Kosovo lawmakers rejected the creation of a special court that would have tried Albanian ex-guerrilla leaders for alleged crimes that were committed during the war against Serbia in 1998 and 1999.
The measure fell five votes short in Kosovo's Parliament on Friday. The proposed EU-backed establishment would have amended the constitution and allowed a special court to review alleged crimes by Kosovo Liberation Army (KLA) commanders, including organ harvesting and other human rights violations. The West has long pressured Kosovo to address the allegations, which has heightened tensions among veterans' organizations and opposition parties who found the proposed court disrespectful.
For years, allegations have swirled around the KLA, which is now disbanded. Human rights advocates, EU and NATO officials, and Serbia have continuously claimed that the KLA functioned like a mafia shortly after independence. In Kosovo, however, the KLA are mostly embraced as heroes for fighting against Serbia. Over the years, attempts to investigate or prosecute KLA members have drawn crowds of protestors. A crowd of about 1,000 Kosovars, mostly veterans, gathered in the capital Pristina last week to protest against the proposed war crimes court. Many of the accused KLA members have made their way up the ranks of the Kosovo government.
Former prime minister and ex-KLA commander Ramush Haradinaj felt that the court would have meted out selective justice, since Belgrade has not established a similar tribunal.
"This is not happening to other republics of the former Yugoslavia. This is not happening to Serbia.

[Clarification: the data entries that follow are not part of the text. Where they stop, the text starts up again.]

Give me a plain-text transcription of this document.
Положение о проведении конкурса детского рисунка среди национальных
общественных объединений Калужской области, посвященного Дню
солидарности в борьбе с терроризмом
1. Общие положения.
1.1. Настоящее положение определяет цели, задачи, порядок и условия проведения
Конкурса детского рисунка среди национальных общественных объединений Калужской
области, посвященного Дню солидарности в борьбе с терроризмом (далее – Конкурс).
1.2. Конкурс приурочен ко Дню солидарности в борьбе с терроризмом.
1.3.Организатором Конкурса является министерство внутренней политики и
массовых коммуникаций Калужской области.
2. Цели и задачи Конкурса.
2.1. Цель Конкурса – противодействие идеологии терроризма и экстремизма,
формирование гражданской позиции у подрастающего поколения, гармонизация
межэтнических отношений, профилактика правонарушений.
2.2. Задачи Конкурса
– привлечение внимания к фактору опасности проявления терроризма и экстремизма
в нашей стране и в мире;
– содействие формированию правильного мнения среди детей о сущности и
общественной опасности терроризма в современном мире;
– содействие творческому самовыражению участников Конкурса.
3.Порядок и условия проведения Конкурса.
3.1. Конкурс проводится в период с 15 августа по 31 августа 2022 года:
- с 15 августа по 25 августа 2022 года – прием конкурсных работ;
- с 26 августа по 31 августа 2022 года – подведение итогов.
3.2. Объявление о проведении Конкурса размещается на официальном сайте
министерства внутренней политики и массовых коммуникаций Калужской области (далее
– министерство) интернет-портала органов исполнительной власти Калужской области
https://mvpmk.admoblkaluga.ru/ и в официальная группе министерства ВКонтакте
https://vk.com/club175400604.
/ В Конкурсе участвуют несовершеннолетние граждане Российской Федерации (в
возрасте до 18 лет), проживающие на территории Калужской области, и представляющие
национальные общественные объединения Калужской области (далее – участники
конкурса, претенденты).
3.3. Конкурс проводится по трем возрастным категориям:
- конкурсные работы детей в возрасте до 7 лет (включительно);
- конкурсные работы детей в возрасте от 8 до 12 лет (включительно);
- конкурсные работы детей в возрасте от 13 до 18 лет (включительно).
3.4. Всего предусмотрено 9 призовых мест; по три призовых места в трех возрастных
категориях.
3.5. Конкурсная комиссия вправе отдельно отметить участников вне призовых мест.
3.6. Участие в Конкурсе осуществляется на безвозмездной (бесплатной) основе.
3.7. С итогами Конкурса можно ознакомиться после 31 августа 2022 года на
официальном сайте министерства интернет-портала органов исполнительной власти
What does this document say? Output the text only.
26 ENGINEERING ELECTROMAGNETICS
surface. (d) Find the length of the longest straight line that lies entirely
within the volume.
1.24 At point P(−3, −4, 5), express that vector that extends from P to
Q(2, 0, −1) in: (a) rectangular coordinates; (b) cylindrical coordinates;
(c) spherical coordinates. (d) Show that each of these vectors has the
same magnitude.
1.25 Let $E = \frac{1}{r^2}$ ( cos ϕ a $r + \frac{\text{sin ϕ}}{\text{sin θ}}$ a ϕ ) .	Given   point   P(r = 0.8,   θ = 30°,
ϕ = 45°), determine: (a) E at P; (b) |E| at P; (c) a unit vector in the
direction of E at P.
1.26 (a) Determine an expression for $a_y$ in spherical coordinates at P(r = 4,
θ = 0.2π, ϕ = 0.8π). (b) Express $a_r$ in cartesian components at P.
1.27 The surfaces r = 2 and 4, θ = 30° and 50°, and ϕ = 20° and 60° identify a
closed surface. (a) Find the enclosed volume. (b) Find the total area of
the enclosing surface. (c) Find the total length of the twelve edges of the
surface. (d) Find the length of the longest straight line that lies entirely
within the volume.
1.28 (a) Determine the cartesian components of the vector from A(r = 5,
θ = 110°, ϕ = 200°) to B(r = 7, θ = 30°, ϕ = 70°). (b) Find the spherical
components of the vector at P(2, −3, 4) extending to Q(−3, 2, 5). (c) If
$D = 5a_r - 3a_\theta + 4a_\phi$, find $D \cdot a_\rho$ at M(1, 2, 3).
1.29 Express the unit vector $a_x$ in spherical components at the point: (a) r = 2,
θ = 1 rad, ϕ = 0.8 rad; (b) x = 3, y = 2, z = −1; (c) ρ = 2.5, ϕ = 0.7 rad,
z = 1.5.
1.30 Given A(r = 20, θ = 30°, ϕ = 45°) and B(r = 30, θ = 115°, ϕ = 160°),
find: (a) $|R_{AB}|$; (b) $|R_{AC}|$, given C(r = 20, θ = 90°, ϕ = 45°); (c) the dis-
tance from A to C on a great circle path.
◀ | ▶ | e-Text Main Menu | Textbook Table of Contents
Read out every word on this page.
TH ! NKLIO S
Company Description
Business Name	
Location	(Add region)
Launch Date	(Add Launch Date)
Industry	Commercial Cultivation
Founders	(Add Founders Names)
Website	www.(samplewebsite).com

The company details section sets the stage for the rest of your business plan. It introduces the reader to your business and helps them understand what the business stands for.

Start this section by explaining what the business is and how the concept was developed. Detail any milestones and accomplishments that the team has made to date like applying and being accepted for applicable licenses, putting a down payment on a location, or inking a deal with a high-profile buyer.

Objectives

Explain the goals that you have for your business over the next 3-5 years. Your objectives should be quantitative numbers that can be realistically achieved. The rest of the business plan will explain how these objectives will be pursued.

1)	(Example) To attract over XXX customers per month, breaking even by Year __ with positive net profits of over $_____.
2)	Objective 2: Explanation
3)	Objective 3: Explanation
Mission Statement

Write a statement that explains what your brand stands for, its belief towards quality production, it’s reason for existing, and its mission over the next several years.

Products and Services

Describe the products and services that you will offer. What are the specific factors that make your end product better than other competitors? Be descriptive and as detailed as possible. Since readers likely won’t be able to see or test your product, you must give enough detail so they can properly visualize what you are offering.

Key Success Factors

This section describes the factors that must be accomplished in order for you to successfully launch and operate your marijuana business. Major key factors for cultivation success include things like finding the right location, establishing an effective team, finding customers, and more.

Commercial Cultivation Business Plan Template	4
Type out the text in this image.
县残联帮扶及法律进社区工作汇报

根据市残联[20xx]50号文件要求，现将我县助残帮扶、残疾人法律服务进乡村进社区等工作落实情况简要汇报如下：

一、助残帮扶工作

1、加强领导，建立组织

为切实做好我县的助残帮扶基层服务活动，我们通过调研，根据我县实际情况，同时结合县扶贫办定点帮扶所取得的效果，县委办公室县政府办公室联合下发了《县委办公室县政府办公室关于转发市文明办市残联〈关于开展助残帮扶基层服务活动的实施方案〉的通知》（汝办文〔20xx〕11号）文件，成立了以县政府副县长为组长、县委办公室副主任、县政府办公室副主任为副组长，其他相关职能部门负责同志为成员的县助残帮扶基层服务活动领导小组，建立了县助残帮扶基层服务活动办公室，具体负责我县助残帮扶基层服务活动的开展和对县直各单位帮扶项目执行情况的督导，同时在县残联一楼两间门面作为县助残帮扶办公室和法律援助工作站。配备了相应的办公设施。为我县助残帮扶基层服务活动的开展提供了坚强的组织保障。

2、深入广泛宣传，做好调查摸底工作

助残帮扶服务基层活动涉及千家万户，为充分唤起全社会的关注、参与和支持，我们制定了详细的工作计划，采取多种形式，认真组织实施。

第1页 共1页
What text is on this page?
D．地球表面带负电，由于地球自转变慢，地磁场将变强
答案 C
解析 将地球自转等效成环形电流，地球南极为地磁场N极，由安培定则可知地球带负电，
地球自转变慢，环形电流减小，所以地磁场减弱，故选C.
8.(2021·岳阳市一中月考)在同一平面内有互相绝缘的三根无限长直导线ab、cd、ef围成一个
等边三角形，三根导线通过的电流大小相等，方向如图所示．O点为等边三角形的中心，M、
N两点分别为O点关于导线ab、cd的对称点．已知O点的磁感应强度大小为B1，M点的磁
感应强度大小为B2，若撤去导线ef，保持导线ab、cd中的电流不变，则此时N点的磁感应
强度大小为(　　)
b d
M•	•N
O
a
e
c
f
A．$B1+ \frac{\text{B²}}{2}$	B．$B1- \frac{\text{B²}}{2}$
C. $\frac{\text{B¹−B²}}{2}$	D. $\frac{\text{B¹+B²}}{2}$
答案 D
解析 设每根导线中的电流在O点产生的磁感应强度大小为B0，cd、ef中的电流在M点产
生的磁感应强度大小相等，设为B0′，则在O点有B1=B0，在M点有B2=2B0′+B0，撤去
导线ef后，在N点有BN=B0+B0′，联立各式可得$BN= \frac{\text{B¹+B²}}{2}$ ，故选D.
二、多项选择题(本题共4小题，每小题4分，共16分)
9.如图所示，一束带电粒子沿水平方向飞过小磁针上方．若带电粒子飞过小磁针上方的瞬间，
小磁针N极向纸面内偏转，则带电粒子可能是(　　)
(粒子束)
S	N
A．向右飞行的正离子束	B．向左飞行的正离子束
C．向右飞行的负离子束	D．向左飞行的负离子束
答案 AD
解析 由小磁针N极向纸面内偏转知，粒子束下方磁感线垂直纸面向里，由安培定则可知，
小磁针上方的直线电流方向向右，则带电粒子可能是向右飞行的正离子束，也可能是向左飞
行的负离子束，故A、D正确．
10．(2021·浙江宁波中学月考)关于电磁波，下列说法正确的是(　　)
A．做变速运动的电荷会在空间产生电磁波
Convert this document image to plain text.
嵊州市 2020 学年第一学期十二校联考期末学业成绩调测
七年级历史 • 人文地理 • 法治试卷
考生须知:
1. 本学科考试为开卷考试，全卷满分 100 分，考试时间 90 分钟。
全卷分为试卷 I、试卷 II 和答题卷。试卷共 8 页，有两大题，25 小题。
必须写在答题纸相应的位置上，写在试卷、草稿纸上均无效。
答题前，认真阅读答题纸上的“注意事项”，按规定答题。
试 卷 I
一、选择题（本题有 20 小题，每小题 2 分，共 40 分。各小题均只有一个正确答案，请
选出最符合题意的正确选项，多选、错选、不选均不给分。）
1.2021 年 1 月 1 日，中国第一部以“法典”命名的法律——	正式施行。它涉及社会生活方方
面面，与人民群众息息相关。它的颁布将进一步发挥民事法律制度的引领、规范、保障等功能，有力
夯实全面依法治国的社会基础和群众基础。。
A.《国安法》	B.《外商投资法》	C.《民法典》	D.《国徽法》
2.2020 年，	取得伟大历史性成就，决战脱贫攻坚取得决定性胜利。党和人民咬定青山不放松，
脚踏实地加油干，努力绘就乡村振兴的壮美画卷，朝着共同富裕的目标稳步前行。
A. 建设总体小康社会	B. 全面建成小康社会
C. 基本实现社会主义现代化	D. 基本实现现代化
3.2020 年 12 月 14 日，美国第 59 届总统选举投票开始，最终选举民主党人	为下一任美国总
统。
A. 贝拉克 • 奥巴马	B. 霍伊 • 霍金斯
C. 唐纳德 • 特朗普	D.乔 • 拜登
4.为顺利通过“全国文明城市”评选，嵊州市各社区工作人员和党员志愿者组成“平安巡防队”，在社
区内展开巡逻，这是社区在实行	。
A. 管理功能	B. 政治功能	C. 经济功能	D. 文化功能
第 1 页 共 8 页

This is not happening to all the others that were parties in war," Haradinaj said, according to Balkan Insight.
Haradinaj was detained last week in Slovenia on a Serbian arrest warrant. His arrest sparked outrage, with protestors rallying outside the Slovenian embassy with signs that read "Shame on Slovenia," and calling for a boycott of Slovenian products. Some supporters even threatened to burn "everything that is Slovenian," according to reports.
Clint Williamson, chief prosecutor of the Special Investigative Task Force (SITF), released a statement last year accusing KLA leaders of murdering a "handful" of people. The report follows the investigation of an earlier Council of Europe inquiry led by Dick Marty, a Swiss politician, in 2010. According to the investigation, senior officials led a "campaign of persecution" toward Serbs, Roma, other minority groups in Kosovo, as well as Albanians who either worked with Serbs or opposed the KLA.
"If even one person was subjected to such a horrific practice, and we believe a small number were, that is a terrible tragedy and the fact that it occurred on a limited scale does not diminish the savagery of such a crime," Williamson said in the report. "As long as a few powerful people continue to thwart investigations into their own criminality, the people of Kosovo as a whole pay the price as this leaves a dark cloud over the country,"
KLA members certainly still hold influence in Kosovo, and they have threatened witnesses in the past.
Kosovar journalist Artan Haraqija told VICE News that the atmosphere surrounding the proposed court has been "too tense."
"We are caught between the interest of ordinary citizens who want to move on and the interests of former KLA commanders who remain strong and very corrupt," Haraqija told VICE News, noting that KLA commanders "will lose a lot if this court happens."
Hashim Thaci, another former KLA commander who is currently Kosovo's foreign minister, stressed that the court would have preserved the KLA's legacy and strengthened Kosovo's ties with foreign powers. "We will prove that we have nothing to hide and preserve the historical and strategic alliance with our partners the United States of America, the European Union, and NATO," he said. "We have to establish this independent and international institution."
Thaci, who was known as The Snake when he served in the KLA, continues to deny allegations that he was involved in corruption and killings. Serbia has threatened to arrest Thaci if he shows up in Belgrade.
The failure to establish the court is a blow to the US and Western European governments who backed the KLA during the war. In the past, the US along with the European Union have warned that if Kosovo does not establish the court, the UN Security Council and Russia, a main Serbian ally, who also does not recognize Kosovo's independence, will become involved.